‘Si vis pacem, para bellum’
“Afinal, qual reconstrução de país pode existir sem gente viva ou com gente viva chorando seus mortos?”
Provérbio em latim. Pode ser traduzido como “se quer paz, prepare-se para a guerra”, atribuída ao autor romano Flávio Vegécio.
Observo o lava a jato em frente, a casa de rações, o sobradinho ao lado e o seu morador, um idoso que passa seus dias sentado na varanda observando a rua, e penso: no final de tudo isso, será que estaremos por aqui? Como será essa paisagem daqui a alguns meses? Lembro-me de que mês passado estava com a ideia fixa de comprar um carro, e agora me pergunto: “Para que carro, se todos morreremos?”. Assumo, o alarmismo tem sido um visitante frequente nesses últimos dias…
Nas redes sociais, vejo um rosário sendo desfiado com todos os impropérios cometidos e proferidos pelo chefe do Poder Executivo Federal, cujo nome vou poupá-los de ler. Chovem áudios e vídeos, com teorias da conspiração que apontam supostos culpados, de um suposto “doutor fulano”, que é chefe do hospital de não sei onde, dizendo que tá tranquilo, que tá favorável, até gente que propõe o uso de pomada minâncora para a cura da Covid-19.
Há um mês, estávamos em clima pós-carnaval, observando a China e seu sofrimento ao longe. Como se ela estivesse em um HD externo da Terra, bloqueado por um firewall sanitário. Mas, como diria minha avó, “a coisa veio vindo e chegou”.
E chegou, derrubando vidas, conceitos, relações e, principalmente, certezas.
Hoje, temos nossas vidas, em grande parte, sob a responsabilidade de profissionais que há pouco eram subvalorizados financeira e socialmente: motofretistas, higienizadores, repositores de supermercados, auxiliares de enfermagem, pequenos agricultores, coletores de lixo, agentes de saúde, entre tantos outros… Pergunto, será que estes não estão nos “jogando na cara” que suas atividades merecem muito mais do que recebem?
Cá em Banânia, a economia, com o seu nano PIB, fruto de um modelo de neoliberalismo ultrapassado, já estava à beira do precipício.
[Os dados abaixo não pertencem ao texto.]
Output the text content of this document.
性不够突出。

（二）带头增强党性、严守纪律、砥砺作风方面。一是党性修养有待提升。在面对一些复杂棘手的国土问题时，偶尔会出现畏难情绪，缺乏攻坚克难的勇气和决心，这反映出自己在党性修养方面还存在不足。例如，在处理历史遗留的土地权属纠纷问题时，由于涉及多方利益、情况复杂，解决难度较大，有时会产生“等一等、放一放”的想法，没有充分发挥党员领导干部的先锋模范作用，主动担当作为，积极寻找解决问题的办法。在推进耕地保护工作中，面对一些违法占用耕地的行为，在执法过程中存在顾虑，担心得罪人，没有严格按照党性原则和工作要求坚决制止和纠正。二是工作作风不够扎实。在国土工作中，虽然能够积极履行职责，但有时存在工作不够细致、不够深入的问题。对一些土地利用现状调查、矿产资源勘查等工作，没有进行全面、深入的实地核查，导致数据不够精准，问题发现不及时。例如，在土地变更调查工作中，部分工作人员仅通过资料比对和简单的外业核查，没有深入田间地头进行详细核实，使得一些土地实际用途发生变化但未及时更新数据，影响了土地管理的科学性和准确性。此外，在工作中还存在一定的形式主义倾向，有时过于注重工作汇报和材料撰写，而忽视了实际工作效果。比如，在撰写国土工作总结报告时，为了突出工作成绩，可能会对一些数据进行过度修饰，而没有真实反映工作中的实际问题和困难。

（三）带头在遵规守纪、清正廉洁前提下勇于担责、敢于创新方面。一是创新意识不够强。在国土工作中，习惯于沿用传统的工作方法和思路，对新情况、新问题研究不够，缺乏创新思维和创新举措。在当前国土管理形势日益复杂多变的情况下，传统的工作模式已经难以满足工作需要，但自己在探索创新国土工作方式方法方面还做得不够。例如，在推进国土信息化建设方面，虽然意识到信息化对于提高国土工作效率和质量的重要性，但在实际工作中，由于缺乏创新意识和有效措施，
E o presidente, com toda a sua já conhecida estupidez, segue mostrando que seu único objetivo é a obtenção de um palanque para as próximas eleições, deixando parte do povo boquiaberto e sem liderança. Economia não é um valor que se opõe à saúde.
Afinal, qual reconstrução de país pode existir sem gente viva ou com gente viva chorando seus mortos? Mesmo com imagens de pilhas de caixões e de caminhões-necrotérios, a plateia aplaude ensandecida os discursos vazios de que a economia não pode parar. O que falta para que seus olhos sejam abertos, um defunto no quarto ao lado?
E os pobres, já acostumados ao descaso do Poder público, o que se está fazendo pela saúde e pela manutenção de sua sobrevivência? Como se enfrenta uma doença, cujo combate se baseia no isolamento social e na higiene, quando se vive em um cômodo com uma aglomeração familiar ou quando não se tem nem água potável?
O que devemos valorizar daqui para a frente diante da constatação da nossa fragilidade e de que pandemias matam muito mais aos pobres, mas que não escolhem ninguém pelos critérios de classe, cor da pele, saldo bancário e de corrente ideológica?
Creio que esta crise humanitária seja em certa medida um episódio pedagógico, no sentido de que podemos e devemos revisar nossos conceitos e preconceitos. E reavaliar em que mundo queremos viver.
Fiquem em casa, não cocem o rosto, lavem as mãos e nunca acreditem nas palavras de alguém que não estudou muito sobre o assunto que está falando. Nunca!